I'm sure many readers would agree that having a passive income of $50,000 would be incredible. After all, who wouldn't want money for doing nothing?
Well, the good news is that this is achievable with the share market thanks to dividends.
A dividend is a portion of a company's profit that it pays out to shareholders, in return for their investment.
How can you earn $50,000 in dividends?
If you already have a considerable sum of money, then you're halfway there.
I estimate that Commonwealth Bank of Australia (ASX: CBA) will pay a dividend of approximately $3.70 per share in FY 2021. Based on its current share price, this equates to a 6% dividend yield.
To generate a passive income of $50,000 from Commonwealth Bank's dividends, you would need to invest $830,000 in its shares.
But not everybody is lucky enough to have those sorts of funds.
How else can you generate $50,000 of passive income?
If you have time on your side then you can do this by investing in dividend-paying companies which have the potential to grow strongly over the long term.

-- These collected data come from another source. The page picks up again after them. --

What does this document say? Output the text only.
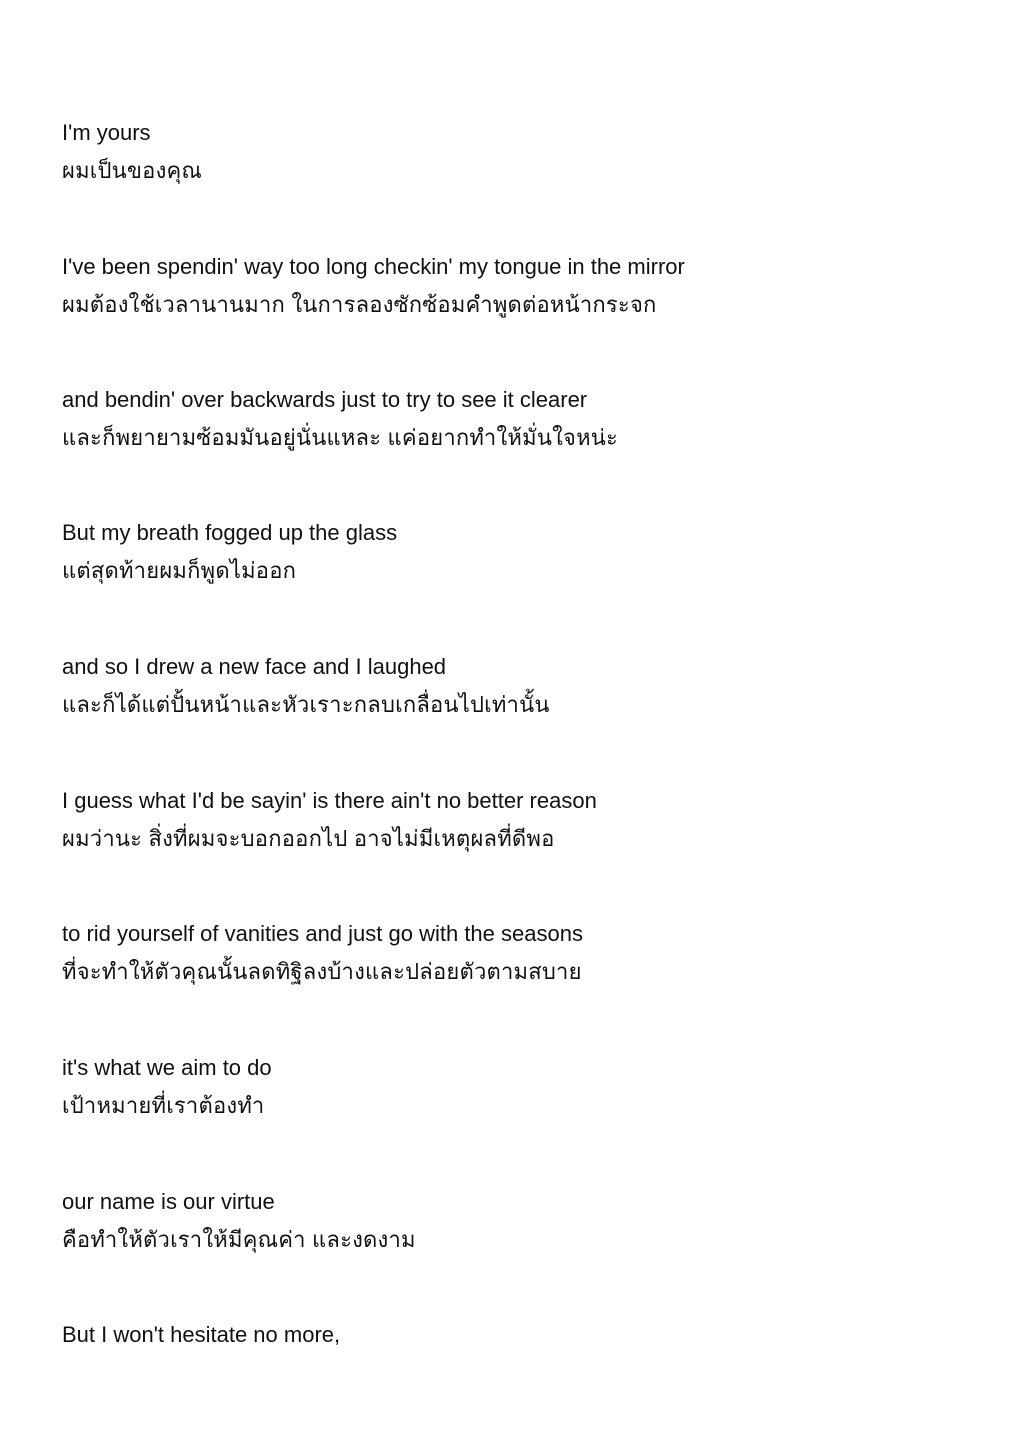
I'm yours

ผมเป็นของคุณ

I've been spendin' way too long checkin' my tongue in the mirror

ผมต้องใช้เวลานานมาก ในการลองซักซ้อมคำพูดต่อหน้ากระจก

and bendin' over backwards just to try to see it clearer

และก็พยายามซ้อมมันอยู่นั่นแหละ แค่อยากทำให้มั่นใจหน่ะ

But my breath fogged up the glass

แต่สุดท้ายผมก็พูดไม่ออก

and so I drew a new face and I laughed

และก็ได้แต่ปั้นหน้าและหัวเราะกลบเกลื่อนไปเท่านั้น

I guess what I'd be sayin' is there ain't no better reason

ผมว่านะ สิ่งที่ผมจะบอกออกไป อาจไม่มีเหตุผลที่ดีพอ

to rid yourself of vanities and just go with the seasons

ที่จะทำให้ตัวคุณนั้นลดทิฐิลงบ้างและปล่อยตัวตามสบาย

it's what we aim to do

เป้าหมายที่เราต้องทำ

our name is our virtue

คือทำให้ตัวเราให้มีคุณค่า และงดงาม

But I won't hesitate no more,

For example, biotherapeutics giant CSL Limited (ASX: CSL) hit the ASX boards in the 1990s at 76.6 cents per share (after adjusting for stock splits).
In FY 2021 CSL is forecast to pay a $4.00 per share dividend to shareholders. Whilst this equates to an insignificant yield for new buyers of its shares, it is life-changing for long-term shareholders.
For those that bought shares at its listing, this dividend represents a 522% yield on cost. This means for every dollar invested when it listed, investors will be receiving $5.22 in dividends in FY 2021.
What this also means is that an investment of just $9,600 in its shares at CSL's IPO would generate $50,000 in dividends in FY 2021. And let's not forget the capital gains you would have made over the period as well.
But which shares will be the ones to do this in the future?
I think Altium Limited (ASX: ALU) and Kogan.com Ltd (ASX: KGN) could be worth looking at. Both pay dividends and have the potential to grow materially over the next couple of decades.